Special Issue Information

Dear Colleagues,

Design in automotive applications constantly faces new challenges to meet the increasingly more stringent safety and environmental legislations. Lightweight solutions in vehicles have become one of the main goals in the automotive industry, not only for the reduction in fuel consumption in fuel-powered cars, but also for the enhancement of the battery range in electric vehicles. An adequate understanding of tribology contributes towards reducing the carbon footprint of energy-intensive automotive systems and related manufacturing processes mainly acting in the following:

- New lubricants and advanced materials for surface- and contact-demanding applications. Tribology advances enhance the performance and efficiency of moving parts in vehicles. Optimized lubricants, materials and surface conditions are of high interest for components involving gears, bearings, clutches and other mechanical contacts in transmissions or vehicle engines. Advances in lubrication are also relevant for e-mobility-related technologies, where lubricants play a major role in electrical compatibility, thermal management and material adaptability.

- Manufacturing processes of parts for vehicle lightweighting. Advanced materials such as advanced high-strength steels (AHSS) and novel high-strength aluminium grades are intensively used in vehicle lightweighting. New challenges in forming (cold and hot stamping, extrusion, casting, trimming, punching, etc.) to obtain lighter and stronger components have emerged, and as a result, new solutions in lubricants and surface technologies for tooling are needed in order to improve the efficiency of such manufacturing processes and to obtain high-quality components.

The emerging lightweighting solutions and tribological optimization are essential for decreasing emissions and the carbon footprint in automotive-related applications. Durability, friction control, wear protection and sustainability are interlinked. This Special Issue is aimed at the latest research on advanced lubricants for automotive parts subjected to harsh tribological requirements and for manufacturing processes of automotive components using advanced materials for lightweighting.

Dr. Montserrat Vilaseca
Dr. Leonardo Pelcastre
Guest Editors

Manuscript Submission Information

Manuscripts should be submitted online at www.mdpi.com by registering and logging in to this website. Once you are registered, click here to go to the submission form. Manuscripts can be submitted until the deadline. All submissions that pass pre-check are peer-reviewed. Accepted papers will be published continuously in the journal (as soon as accepted) and will be listed together on the special issue website. Research articles, review articles as well as short communications are invited. For planned papers, a title and short abstract (about 100 words) can be sent to the Editorial Office for announcement on this website.

Submitted manuscripts should not have been published previously, nor be under consideration for publication elsewhere (except conference proceedings papers).
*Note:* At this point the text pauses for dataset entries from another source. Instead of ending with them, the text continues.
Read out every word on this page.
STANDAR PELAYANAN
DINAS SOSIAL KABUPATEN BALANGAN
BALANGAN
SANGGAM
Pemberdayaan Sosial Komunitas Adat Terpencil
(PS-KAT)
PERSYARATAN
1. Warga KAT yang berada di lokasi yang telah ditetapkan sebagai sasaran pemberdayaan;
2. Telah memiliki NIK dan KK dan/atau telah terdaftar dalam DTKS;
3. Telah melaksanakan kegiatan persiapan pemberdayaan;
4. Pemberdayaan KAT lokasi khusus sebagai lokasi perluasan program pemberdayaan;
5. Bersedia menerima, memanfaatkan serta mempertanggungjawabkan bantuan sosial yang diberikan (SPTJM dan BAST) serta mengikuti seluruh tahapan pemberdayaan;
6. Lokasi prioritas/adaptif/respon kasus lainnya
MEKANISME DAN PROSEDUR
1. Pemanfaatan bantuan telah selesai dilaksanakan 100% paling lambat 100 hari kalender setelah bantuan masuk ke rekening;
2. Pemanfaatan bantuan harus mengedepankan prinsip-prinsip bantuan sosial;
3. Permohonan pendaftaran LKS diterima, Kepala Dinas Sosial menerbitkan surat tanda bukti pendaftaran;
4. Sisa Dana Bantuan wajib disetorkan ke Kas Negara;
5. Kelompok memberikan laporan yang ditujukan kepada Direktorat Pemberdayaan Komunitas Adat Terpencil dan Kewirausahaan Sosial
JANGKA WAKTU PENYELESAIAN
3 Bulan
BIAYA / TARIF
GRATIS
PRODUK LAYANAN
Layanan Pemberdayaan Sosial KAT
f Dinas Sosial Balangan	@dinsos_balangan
All manuscripts are thoroughly refereed through a single-blind peer-review process. A guide for authors and other relevant information for submission of manuscripts is available on the Instructions for Authors page. Lubricants is an international peer-reviewed open access monthly journal published by MDPI.

Please visit the Instructions for Authors page before submitting a manuscript. The Article Processing Charge (APC) for publication in this open access journal is 2600 CHF (Swiss Francs). Submitted papers should be well formatted and use good English. Authors may use MDPI's English editing service prior to publication or during author revisions.

Keywords

  • Lightweight
  • Automotive contacts
  • Vehicle efficiency
  • E-mobility
  • Advanced high strength steels
  • Aluminium
  • Tribology in manufacturing processes 
  • Novel lubricants
  • Surface integrity
  • Sustainability
  • Green tribology

Published Papers (8 papers)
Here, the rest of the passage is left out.